Masjid ini dibangun pada 2 April 1792 semasa pemerintahan Sri Sultan Hamengku Buwono II dalam rangka memperingati jumenengan dalem Sri Sultan Hamengkubuwono II dengan nama Masjid Soronoto atau Suranata. Suronata adalah abdi dalem yang mengurusi dan merawat masjid di lingkungan Kraton Yogyakarta. Pada tanggal 17 Agustus 1826, masjid ini digunakan untuk menyemayamkan jenazah Kanjeng Gusti Pangeran Adipati (KGPA) Mangkudiningrat yang merupakan putra kesayangan Sri Sultan Hamengku Buwono II.

Dalam komplek masjid ini juga terdapat makam Kiai Driyoijoyo seorang abdi dalem yang bertugas memayungi KGPA Mangkudiningrat. Hal ini disampaikan oleh Dwi Priyono Pengurus Takmir Masjid Rotowijayan yang ditemui seusai jamaah sholat ashar di masjid tersebut, beberapa waktu lalu. "Yang tak kalah menarik, Masjid Rotowijayan ini juga merupakan saksi sejarah tertembaknya bahu komandan pasukan Inggris Kolonel Galapsy dalam peristiwa yang dikenal dengan Geger Spey atau Perang Inggris melawan Sri Sultan Hamengku Buwono II," jelasnya.

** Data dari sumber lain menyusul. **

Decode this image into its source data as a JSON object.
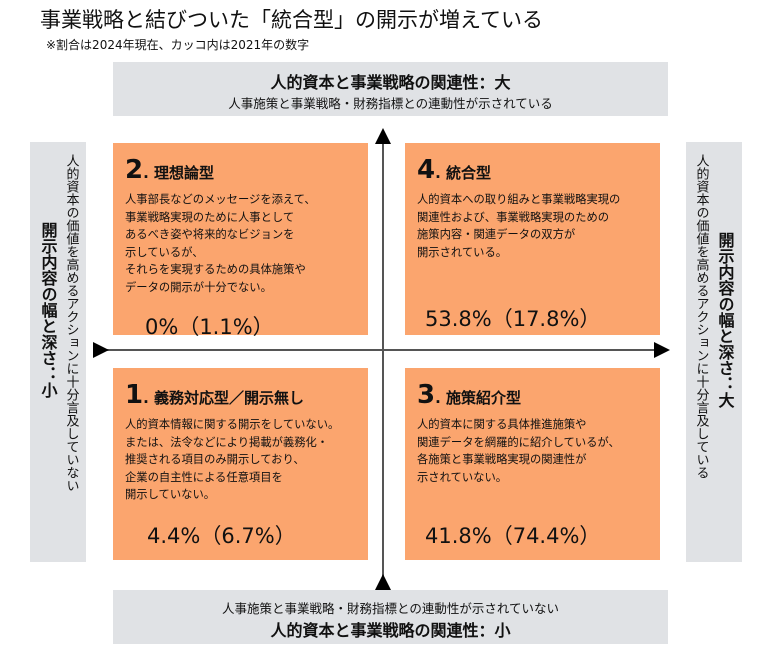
{
  "title": "事業戦略と結びついた「統合型」の開示が増えている",
  "note": "※割合は2024年現在、カッコ内は2021年の数字",
  "top": {
    "bold": "人的資本と事業戦略の関連性：大",
    "sub": "人事施策と事業戦略・財務指標との連動性が示されている"
  },
  "bottom": {
    "sub": "人事施策と事業戦略・財務指標との連動性が示されていない",
    "bold": "人的資本と事業戦略の関連性：小"
  },
  "left": {
    "sub": "人的資本の価値を高めるアクションに十分言及していない",
    "bold": "開示内容の幅と深さ：小"
  },
  "right": {
    "sub": "人的資本の価値を高めるアクションに十分言及している",
    "bold": "開示内容の幅と深さ：大"
  },
  "quadrants": {
    "q2": {
      "num": "2",
      "name": ". 理想論型",
      "desc": "人事部長などのメッセージを添えて、\n事業戦略実現のために人事として\nあるべき姿や将来的なビジョンを\n示しているが、\nそれらを実現するための具体施策や\nデータの開示が十分でない。",
      "pct": "0%（1.1%）"
    },
    "q4": {
      "num": "4",
      "name": ". 統合型",
      "desc": "人的資本への取り組みと事業戦略実現の\n関連性および、事業戦略実現のための\n施策内容・関連データの双方が\n開示されている。",
      "pct": "53.8%（17.8%）"
    },
    "q1": {
      "num": "1",
      "name": ". 義務対応型／開示無し",
      "desc": "人的資本情報に関する開示をしていない。\nまたは、法令などにより掲載が義務化・\n推奨される項目のみ開示しており、\n企業の自主性による任意項目を\n開示していない。",
      "pct": "4.4%（6.7%）"
    },
    "q3": {
      "num": "3",
      "name": ". 施策紹介型",
      "desc": "人的資本に関する具体推進施策や\n関連データを網羅的に紹介しているが、\n各施策と事業戦略実現の関連性が\n示されていない。",
      "pct": "41.8%（74.4%）"
    }
  },
  "colors": {
    "quadrant": "#fba56e",
    "axis_box": "#e0e2e5"
  }
}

Dwi juga bercerita bahwa di barat bangunan masjid juga terdapat tugu jam yang dikenal dengan istilah Ngejaman. Tugu jam tersebut merupakan persembahan masyarakat untuk Sri Sultan Hamengku Buwono VIII yang bisa dilihat dari prasasti dibawahnya yang bertuliskan “persembahan dari paguyuban para pegawai pemerintahan dan masayarakat Tionghoa yang bertempat tinggal di wilayah Ngayogyakarta Hadiningrat dalam rangka memperingati penobatan Sri Sultan HB VIII tepat dua windu pada hari Senin Wage Tanggal 29 Bulan Jumadilawal Tahun Alip 1867 atau 17 Agustus 1936.”

Tak hanya itu, di sebelah Tugu Jam tersebut juga terdapat Tetenger Serangan Umum 1 Maret 1949 yang merupakan penghormatan dan penghargaan Pemerintah Indonesia atas kiprah dan gagasan Sri Sultan Hamengku Buwono IX dalam perjuangan Kemerdekaan Indonesia dan peristiwa Serangan Umum 1 Maret 1949.

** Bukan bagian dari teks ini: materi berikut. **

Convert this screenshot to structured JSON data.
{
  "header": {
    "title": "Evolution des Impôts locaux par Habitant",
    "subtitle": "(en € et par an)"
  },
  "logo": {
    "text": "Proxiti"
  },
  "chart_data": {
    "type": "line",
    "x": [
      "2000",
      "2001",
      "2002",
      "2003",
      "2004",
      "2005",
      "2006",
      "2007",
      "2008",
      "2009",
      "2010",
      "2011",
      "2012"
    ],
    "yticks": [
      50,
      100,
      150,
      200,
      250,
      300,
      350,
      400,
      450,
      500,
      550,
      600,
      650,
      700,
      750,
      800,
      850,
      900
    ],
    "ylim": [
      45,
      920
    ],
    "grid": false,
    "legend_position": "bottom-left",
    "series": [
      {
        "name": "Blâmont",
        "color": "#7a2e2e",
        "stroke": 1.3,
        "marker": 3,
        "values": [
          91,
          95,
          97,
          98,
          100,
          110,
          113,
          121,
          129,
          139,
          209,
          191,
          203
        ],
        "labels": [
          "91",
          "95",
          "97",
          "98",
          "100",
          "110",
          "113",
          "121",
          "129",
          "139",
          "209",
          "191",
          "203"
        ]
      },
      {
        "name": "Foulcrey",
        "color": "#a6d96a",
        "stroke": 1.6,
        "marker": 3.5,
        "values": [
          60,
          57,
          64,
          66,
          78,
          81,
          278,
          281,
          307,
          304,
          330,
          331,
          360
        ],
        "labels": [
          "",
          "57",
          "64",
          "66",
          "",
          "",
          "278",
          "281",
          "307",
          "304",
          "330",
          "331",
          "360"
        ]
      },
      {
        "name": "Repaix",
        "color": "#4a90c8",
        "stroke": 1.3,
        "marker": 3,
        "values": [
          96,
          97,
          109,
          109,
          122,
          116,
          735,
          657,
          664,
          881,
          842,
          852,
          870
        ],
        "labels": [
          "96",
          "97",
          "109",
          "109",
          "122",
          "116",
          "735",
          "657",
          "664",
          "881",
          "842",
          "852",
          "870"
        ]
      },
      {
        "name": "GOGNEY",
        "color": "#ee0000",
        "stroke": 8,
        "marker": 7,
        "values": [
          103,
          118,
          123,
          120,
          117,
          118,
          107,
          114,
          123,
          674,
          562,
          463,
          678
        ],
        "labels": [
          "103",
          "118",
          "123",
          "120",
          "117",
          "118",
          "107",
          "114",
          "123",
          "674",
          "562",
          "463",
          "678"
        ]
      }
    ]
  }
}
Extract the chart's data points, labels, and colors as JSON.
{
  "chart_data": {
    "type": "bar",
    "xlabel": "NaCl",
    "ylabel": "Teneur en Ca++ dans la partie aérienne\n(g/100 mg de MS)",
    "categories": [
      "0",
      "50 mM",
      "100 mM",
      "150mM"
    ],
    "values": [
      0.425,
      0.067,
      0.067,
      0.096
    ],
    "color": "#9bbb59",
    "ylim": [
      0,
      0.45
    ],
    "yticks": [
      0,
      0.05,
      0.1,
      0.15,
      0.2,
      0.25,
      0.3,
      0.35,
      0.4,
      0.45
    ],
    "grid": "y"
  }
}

Kini, dalam kesehariaannya Masjid Rotowijayan aktif digunakan untuk kegiatan keagamaan seperti ibadah salat, pengajian, TPA, pengumpulan dan pembagian zakat serta pemotongan hewan qurban. Jamaah masjid adalah warga RW 11 hingga 15 Kelurahan Kadipaten, abdi dalem Kraton  dan pelaku pariwisata di seputaran Kraton seperti pedagang, wisatawan, kru angkutan dan pramuwisata.

Abdi Dalem Kraton Yogyakarta Mas Bekel Joyo Laksono menceritakan bahwa ia bersama rekannya secara rutin melakukan salat di Masjid Rotowijayan pada saat sedang tugas piket. "Salat di Masjid Rotowijayan selain dekat jaraknya juga nyaman menentramkan hati sehingga membuat ibadah jadi makin khusyuk," ujarnya. (ant)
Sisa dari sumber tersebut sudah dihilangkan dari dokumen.